South Korea, the United States and other members of a six-party group involved in nuclear negotiations with the North are working together closely to determine how to respond to the North's latest move, the Foreign Ministry said.
South Korea's government is "seriously concerned" over the North Korean move, a ministry statement said, and is urging North Korea not to further aggravate the situation. The ministry refused to disclose how it confirmed the North had began work to restore its nuclear facilities at Yongbyon.
Earlier Wednesday, Japan's public broadcaster NHK and Kyodo News agency reported that North Korea started putting its nuclear facility back together.
Pyongyang: U.S. not fulfilling obligations
North Korea said last week it had stopped disabling its nuclear reactor and threatened to restore the plutonium-producing facility, saying Washington had not held up its end of the disarmament deal because it had not removed the North from its list of state sponsors of terrorism.

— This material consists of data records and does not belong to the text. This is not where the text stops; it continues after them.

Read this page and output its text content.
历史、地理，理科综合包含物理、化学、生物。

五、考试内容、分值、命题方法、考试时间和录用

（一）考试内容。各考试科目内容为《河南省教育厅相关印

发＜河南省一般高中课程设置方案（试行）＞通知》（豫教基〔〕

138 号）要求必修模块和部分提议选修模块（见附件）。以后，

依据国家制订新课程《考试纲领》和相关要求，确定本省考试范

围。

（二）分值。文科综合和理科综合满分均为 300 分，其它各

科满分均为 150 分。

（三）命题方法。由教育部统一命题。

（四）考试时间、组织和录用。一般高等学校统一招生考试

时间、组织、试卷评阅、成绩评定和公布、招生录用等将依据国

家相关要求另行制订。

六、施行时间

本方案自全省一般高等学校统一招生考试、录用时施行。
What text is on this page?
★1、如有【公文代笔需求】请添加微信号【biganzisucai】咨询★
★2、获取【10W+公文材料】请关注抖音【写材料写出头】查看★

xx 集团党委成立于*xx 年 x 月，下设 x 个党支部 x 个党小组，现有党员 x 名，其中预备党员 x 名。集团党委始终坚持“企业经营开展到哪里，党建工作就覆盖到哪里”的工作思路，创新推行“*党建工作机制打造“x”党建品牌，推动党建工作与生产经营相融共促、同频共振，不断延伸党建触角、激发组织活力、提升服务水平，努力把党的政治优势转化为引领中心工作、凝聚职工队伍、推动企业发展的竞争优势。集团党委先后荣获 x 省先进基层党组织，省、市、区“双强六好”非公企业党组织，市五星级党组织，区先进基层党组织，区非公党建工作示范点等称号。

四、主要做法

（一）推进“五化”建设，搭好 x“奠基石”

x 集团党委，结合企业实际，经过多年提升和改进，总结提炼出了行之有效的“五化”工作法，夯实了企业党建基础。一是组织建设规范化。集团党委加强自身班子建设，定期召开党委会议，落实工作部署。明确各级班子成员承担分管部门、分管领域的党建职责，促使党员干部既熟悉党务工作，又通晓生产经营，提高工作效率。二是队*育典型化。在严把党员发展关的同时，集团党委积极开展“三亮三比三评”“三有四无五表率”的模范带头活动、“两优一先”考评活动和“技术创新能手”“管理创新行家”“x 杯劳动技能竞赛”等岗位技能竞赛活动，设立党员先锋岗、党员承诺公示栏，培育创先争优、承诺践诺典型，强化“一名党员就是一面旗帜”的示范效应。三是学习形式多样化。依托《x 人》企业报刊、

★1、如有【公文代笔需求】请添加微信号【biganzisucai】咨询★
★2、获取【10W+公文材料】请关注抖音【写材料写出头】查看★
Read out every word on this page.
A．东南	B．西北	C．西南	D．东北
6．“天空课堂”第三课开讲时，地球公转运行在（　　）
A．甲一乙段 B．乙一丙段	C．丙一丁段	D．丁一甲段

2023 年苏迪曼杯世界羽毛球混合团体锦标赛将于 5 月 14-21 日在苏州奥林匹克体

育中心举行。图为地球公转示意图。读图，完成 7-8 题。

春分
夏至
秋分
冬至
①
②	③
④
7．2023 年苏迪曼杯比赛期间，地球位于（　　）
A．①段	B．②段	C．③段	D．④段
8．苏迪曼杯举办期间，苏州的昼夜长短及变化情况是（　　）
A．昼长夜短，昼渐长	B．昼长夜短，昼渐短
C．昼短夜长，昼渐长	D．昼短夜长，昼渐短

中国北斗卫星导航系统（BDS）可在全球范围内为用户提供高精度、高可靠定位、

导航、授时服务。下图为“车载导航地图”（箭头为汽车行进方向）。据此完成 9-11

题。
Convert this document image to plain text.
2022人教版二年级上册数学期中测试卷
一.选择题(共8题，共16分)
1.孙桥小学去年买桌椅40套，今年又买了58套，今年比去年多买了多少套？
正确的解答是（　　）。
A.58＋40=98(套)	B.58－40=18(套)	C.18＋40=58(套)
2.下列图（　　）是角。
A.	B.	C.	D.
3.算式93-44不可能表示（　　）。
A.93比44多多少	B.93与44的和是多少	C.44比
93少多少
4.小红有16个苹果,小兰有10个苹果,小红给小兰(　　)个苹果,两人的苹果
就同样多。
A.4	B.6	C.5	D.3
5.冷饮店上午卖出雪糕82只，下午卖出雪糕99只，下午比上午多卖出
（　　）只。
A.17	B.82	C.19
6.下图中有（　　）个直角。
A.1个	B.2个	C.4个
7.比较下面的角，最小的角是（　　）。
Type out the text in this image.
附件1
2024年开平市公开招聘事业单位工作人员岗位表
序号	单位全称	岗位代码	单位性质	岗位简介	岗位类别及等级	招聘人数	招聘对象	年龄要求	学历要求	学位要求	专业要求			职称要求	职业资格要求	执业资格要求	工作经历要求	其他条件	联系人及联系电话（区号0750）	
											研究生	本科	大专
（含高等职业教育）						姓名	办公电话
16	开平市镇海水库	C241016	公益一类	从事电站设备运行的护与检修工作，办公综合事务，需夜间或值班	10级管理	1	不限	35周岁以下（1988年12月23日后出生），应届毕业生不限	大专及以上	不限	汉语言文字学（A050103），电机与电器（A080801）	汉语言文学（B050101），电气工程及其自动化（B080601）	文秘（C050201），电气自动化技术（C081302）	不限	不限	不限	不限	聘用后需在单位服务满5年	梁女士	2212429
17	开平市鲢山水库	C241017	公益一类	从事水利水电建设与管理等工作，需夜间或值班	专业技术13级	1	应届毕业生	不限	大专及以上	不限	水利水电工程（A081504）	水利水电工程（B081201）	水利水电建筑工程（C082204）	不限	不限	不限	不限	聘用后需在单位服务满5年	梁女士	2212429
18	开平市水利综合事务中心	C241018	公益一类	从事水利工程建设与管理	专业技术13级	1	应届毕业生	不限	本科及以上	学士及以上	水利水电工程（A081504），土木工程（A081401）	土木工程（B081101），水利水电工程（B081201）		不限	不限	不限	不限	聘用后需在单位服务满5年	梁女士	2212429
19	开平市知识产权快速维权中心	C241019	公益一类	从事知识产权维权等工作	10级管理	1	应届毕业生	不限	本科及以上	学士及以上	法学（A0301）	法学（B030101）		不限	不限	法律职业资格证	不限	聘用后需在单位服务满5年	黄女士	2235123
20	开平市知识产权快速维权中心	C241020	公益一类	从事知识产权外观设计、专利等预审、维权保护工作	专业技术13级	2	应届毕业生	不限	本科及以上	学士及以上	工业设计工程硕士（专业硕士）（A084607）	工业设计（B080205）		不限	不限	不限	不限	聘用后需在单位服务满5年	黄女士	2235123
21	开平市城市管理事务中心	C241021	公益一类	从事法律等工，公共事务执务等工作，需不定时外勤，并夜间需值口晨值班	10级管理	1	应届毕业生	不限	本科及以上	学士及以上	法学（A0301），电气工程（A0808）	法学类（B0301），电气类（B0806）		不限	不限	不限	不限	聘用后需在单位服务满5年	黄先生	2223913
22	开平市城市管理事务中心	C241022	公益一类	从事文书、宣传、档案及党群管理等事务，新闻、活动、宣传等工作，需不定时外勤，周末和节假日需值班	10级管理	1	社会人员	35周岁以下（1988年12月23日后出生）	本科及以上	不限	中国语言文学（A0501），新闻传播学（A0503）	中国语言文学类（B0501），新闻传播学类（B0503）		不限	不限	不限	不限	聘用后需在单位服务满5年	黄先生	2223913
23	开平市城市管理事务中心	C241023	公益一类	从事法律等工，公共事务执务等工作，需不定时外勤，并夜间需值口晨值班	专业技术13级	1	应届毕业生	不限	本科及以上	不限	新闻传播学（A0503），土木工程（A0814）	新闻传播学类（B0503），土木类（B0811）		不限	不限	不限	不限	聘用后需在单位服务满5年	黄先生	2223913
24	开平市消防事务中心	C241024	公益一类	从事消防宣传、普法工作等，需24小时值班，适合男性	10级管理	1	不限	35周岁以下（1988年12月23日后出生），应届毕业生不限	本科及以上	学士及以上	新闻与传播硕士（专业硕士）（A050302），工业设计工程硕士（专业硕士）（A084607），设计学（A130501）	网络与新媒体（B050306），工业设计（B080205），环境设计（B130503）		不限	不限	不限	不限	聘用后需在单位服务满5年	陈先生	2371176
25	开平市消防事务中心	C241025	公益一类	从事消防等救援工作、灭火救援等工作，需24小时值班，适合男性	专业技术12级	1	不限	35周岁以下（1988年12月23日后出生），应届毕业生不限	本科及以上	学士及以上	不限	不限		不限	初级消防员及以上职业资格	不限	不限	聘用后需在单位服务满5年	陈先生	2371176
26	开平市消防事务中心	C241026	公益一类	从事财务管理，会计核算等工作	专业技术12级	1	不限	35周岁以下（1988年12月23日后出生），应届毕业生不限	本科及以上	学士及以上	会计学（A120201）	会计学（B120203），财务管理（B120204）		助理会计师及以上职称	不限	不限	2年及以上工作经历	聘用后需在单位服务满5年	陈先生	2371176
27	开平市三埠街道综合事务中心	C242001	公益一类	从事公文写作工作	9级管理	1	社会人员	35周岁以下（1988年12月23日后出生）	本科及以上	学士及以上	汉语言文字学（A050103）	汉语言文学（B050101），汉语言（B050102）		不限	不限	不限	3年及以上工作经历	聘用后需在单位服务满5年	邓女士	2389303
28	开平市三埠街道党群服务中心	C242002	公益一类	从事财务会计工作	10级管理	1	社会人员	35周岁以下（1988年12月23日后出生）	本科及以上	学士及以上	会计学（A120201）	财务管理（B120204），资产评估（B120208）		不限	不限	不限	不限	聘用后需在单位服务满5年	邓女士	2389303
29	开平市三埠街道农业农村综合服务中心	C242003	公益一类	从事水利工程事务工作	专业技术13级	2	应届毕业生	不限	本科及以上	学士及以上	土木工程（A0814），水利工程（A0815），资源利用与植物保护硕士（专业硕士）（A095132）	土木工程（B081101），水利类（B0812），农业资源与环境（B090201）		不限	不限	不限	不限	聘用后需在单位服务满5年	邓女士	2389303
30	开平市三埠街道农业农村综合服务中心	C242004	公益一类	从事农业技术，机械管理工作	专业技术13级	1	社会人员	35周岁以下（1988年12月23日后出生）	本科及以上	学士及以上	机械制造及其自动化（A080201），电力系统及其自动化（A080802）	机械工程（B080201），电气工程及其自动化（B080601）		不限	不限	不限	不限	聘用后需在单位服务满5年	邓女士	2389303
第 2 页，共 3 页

In response, Washington repeated its demand that North Korea must first agree to a plan to verify an accounting of nuclear programs it submitted in June, if it wants to be taken off the list.
North Korea began disabling its nuclear plant in Yongbyon, north of the capital Pyongyang, in November. But it slowed the work to protest a delay in the provision of promised aid from its negotiating partners.
Disarmament efforts reported major progress in June after the North submitted its long-delayed nuclear declaration and destroyed its nuclear cooling tower in a show of its commitment to denuclearization.
The United States then announced it would delist the North from the terrorism blacklist, a coveted goal of the North's cash-strapped regime.